2009年竣工の地上34階・高さ約170mの超高層オフィスタワー。敷地内に1894年竣工の三菱一号館を復元し、130年超の時を隔てた二つの建築が同じ敷地に共存する丸の内仲通りのランドマーク。三菱地所による丸の内再開発「第2ステージ」の第1弾として整備された。

丸の内パークビルディング
写真: Kakidai / CC BY-SA 4.0 (Wikimedia Commons)
用途
オフィスビル
エリア
千代田区
竣工
2009年
階数
地上34階/地下4階
高さ
169m
延床面積
約204,729㎡
開発
三菱地所
設計
三菱地所設計

赤煉瓦と超高層が隣り合う、丸の内仲通りの象徴

丸の内仲通りを東京駅から南に歩くと、やがて赤煉瓦造りの3階建て建物が目に入る。その背後から地上34階・高さ約170mの超高層が静かにそびえ立っている。三菱地所が2009年4月に完成させた丸の内パークビルディングは、1世紀以上の時を隔てた二つの建築が同じ敷地に共存するという、丸の内でも際立った街区だ。設計・開発ともに三菱地所が担い、延床面積は約204,000㎡に及ぶ。

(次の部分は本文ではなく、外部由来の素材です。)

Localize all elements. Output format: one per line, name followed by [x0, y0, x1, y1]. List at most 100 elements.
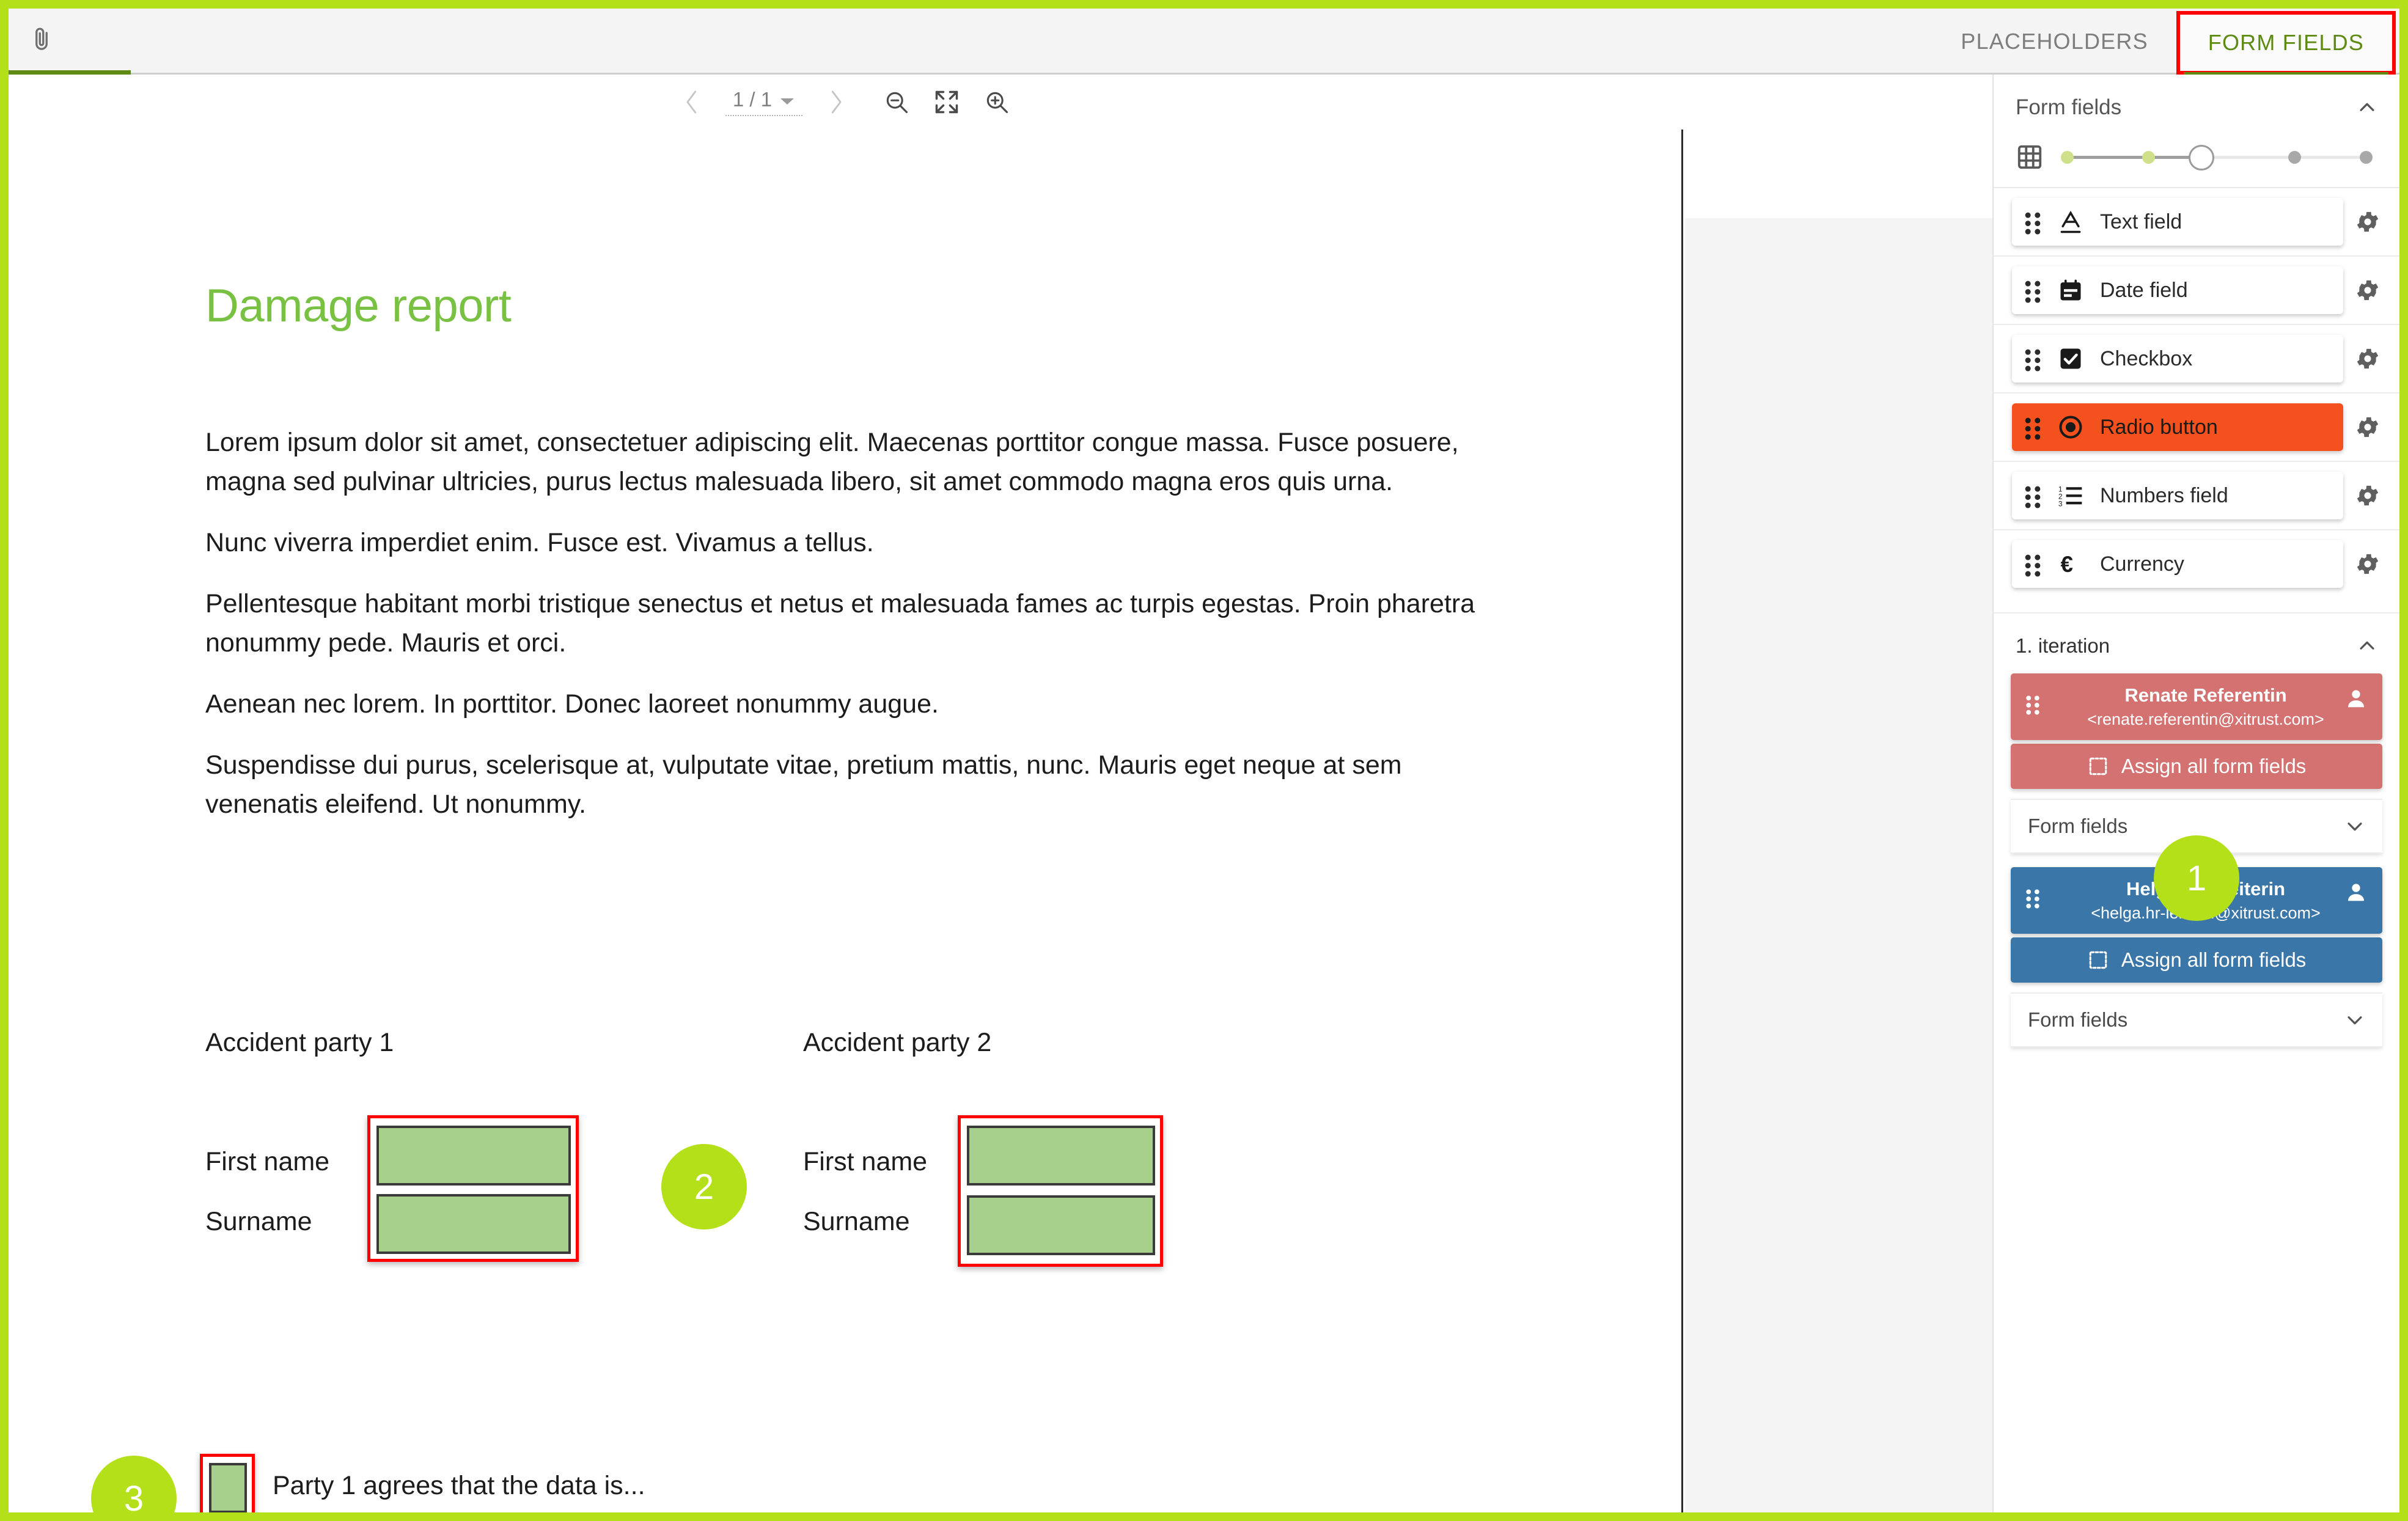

足元に置かれた3階建ての建物は「三菱一号館」だ。元の建物は1894年(明治27年)に竣工した、ジョサイア・コンドル設計によるイギリス積み煉瓦造りのオフィスビルで、1968年に解体された。このビルを約230万個の煉瓦を用いて復元し、現在は三菱一号館美術館として公開されている。免震装置を備えた新たな基礎の上に、かつての姿を精緻に再現した建物は、歴史的な丸の内の景観を取り戻すひとつの試みとして注目を集めた。

三菱地所の「第2ステージ」を開く

丸の内パークビルディングは、三菱地所による丸の内再開発の「第2ステージ」の第1弾と位置づけられた。第1ステージが丸ビル・新丸ビルの建替えを中心とした東京駅前の更新だったとすれば、第2ステージは仲通り沿いの個別ビルの建替えへと軸を移す段階にあたる。歴史的建造物の復元を超高層ビルの建替えと組み合わせるこの手法は、「新たに建てることで古いものを取り戻す」という逆説を内包しており、都市の記憶をどのように継承するかという問いに対する三菱地所なりの回答とも見ることができる。

まとめ

丸の内パークビルディングは2009年竣工の地上34階・高さ約170mのオフィスタワーで、敷地内に明治の赤煉瓦建築・三菱一号館の復元を抱える丸の内の異色の存在だ。超高層と歴史建築を同じ敷地で共存させる構成は、丸の内再開発の中でもひとつの到達点を示している。仲通りを歩きながら、近代と現代の建築が同時に視野に収まる瞬間を探してみてほしい。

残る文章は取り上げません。